Educadora por quatro décadas, Lucia Wajskop vai ao menos três vezes por semana à casa da mãe, de 87 anos. Senta-se com ela numa sala onde o janelão dá para uma praça no Ibirapuera. Continuam aí um ritual que se estende desde 2019: as duas se alternam lendo uma para a outra trechos de títulos, clássicos na maioria.
Começaram com Grande sertão: veredas, “um livro que me intimidava”, admite Lucia. Veio da mãe a ideia de encarar João Guimarães Rosa em dupla. Léa Neustein Wajskop recebeu pouco depois o diagnóstico de Alzheimer. A memória recente dela é ruim, conta a filha. Daí estabelecer a tradição de ler em voz alta, ainda que a matriarca não consiga captar o enredo na íntegra.

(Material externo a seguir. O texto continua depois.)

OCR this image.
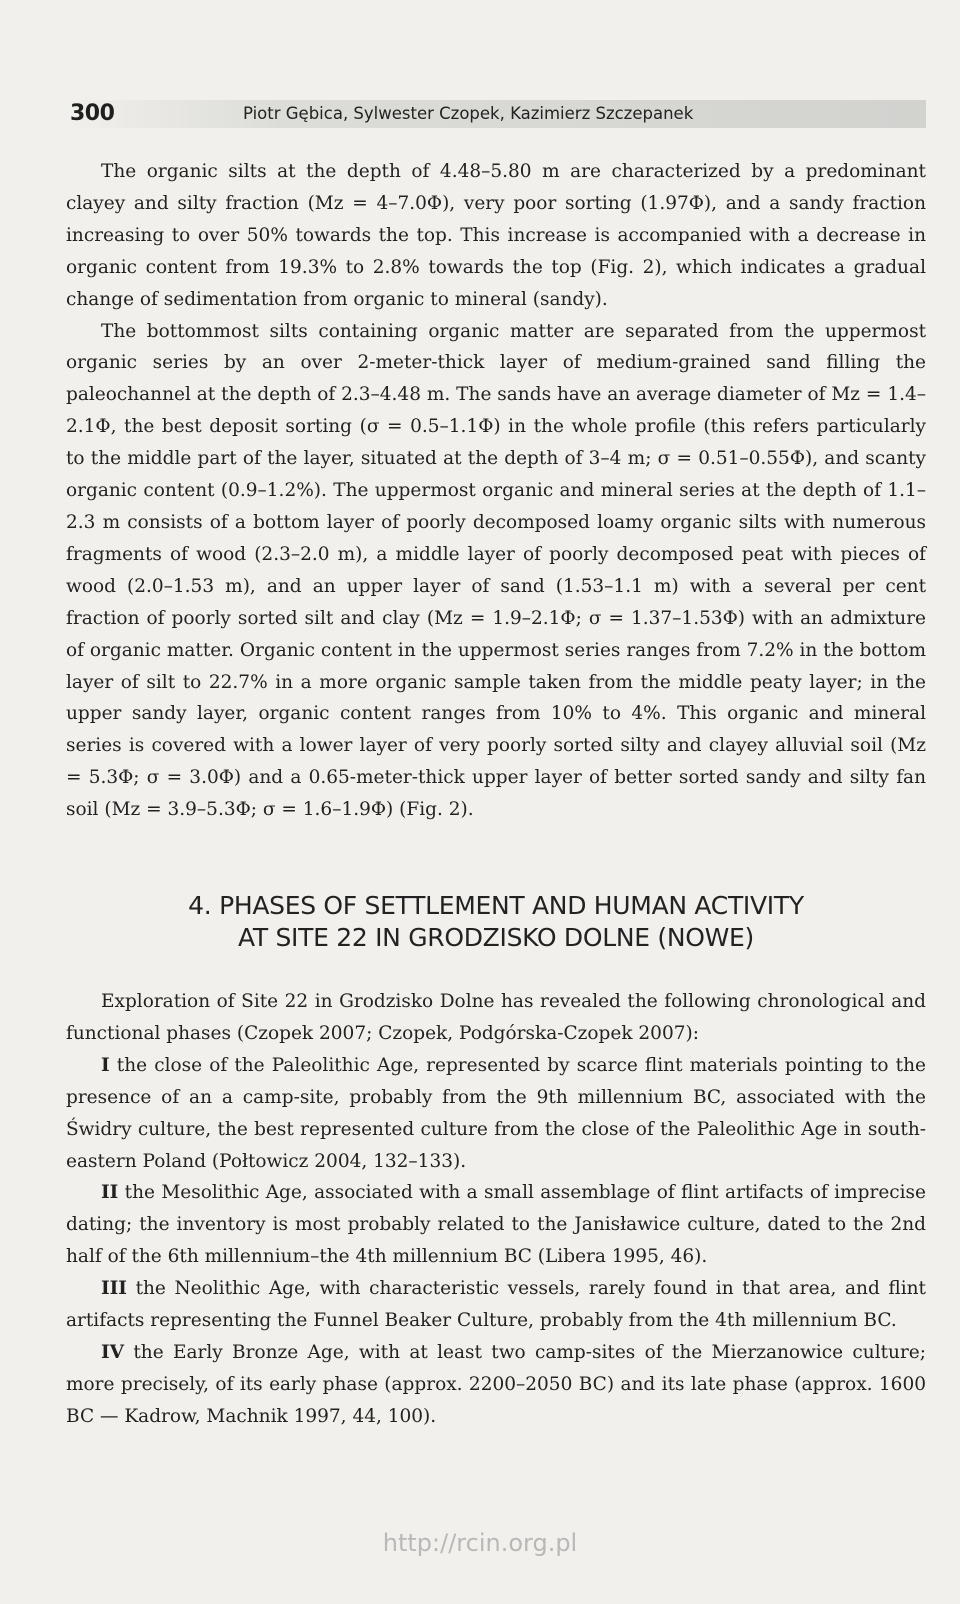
300	Piotr Gębica, Sylwester Czopek, Kazimierz Szczepanek

The organic silts at the depth of 4.48–5.80 m are characterized by a predominant clayey and silty fraction (Mz = 4–7.0Φ), very poor sorting (1.97Φ), and a sandy fraction increasing to over 50% towards the top. This increase is accompanied with a decrease in organic content from 19.3% to 2.8% towards the top (Fig. 2), which indicates a gradual change of sedimentation from organic to mineral (sandy).

The bottommost silts containing organic matter are separated from the uppermost organic series by an over 2-meter-thick layer of medium-grained sand filling the paleochannel at the depth of 2.3–4.48 m. The sands have an average diameter of Mz = 1.4–2.1Φ, the best deposit sorting (σ = 0.5–1.1Φ) in the whole profile (this refers particularly to the middle part of the layer, situated at the depth of 3–4 m; σ = 0.51–0.55Φ), and scanty organic content (0.9–1.2%). The uppermost organic and mineral series at the depth of 1.1–2.3 m consists of a bottom layer of poorly decomposed loamy organic silts with numerous fragments of wood (2.3–2.0 m), a middle layer of poorly decomposed peat with pieces of wood (2.0–1.53 m), and an upper layer of sand (1.53–1.1 m) with a several per cent fraction of poorly sorted silt and clay (Mz = 1.9–2.1Φ; σ = 1.37–1.53Φ) with an admixture of organic matter. Organic content in the uppermost series ranges from 7.2% in the bottom layer of silt to 22.7% in a more organic sample taken from the middle peaty layer; in the upper sandy layer, organic content ranges from 10% to 4%. This organic and mineral series is covered with a lower layer of very poorly sorted silty and clayey alluvial soil (Mz = 5.3Φ; σ = 3.0Φ) and a 0.65-meter-thick upper layer of better sorted sandy and silty fan soil (Mz = 3.9–5.3Φ; σ = 1.6–1.9Φ) (Fig. 2).

4. PHASES OF SETTLEMENT AND HUMAN ACTIVITY
AT SITE 22 IN GRODZISKO DOLNE (NOWE)

Exploration of Site 22 in Grodzisko Dolne has revealed the following chronological and functional phases (Czopek 2007; Czopek, Podgórska-Czopek 2007):

I the close of the Paleolithic Age, represented by scarce flint materials pointing to the presence of an a camp-site, probably from the 9th millennium BC, associated with the Świdry culture, the best represented culture from the close of the Paleolithic Age in south-eastern Poland (Połtowicz 2004, 132–133).

II the Mesolithic Age, associated with a small assemblage of flint artifacts of imprecise dating; the inventory is most probably related to the Janisławice culture, dated to the 2nd half of the 6th millennium–the 4th millennium BC (Libera 1995, 46).

III the Neolithic Age, with characteristic vessels, rarely found in that area, and flint artifacts representing the Funnel Beaker Culture, probably from the 4th millennium BC.

IV the Early Bronze Age, with at least two camp-sites of the Mierzanowice culture; more precisely, of its early phase (approx. 2200–2050 BC) and its late phase (approx. 1600 BC — Kadrow, Machnik 1997, 44, 100).

http://rcin.org.pl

Léa repete sempre as mesmas palavras, como atestar “que o dia está calmo, as árvores nem se mexem, não tem nem um ventinho” conta Lucia. Para ela, a percepção espelha a vida da mãe, em que “nada acontece”. Depois de Dentes, de Domenico Starnone, mãe e filha agora dividem as páginas de A mulher ruiva, de Orhan Pamuk. “A leitura tem um lugar especial”, afirma Lucia. “Tem narrativas, personagens. Preenche e traz vida.”
Matéria publicada na edição impressa #85 em setembro de 2024.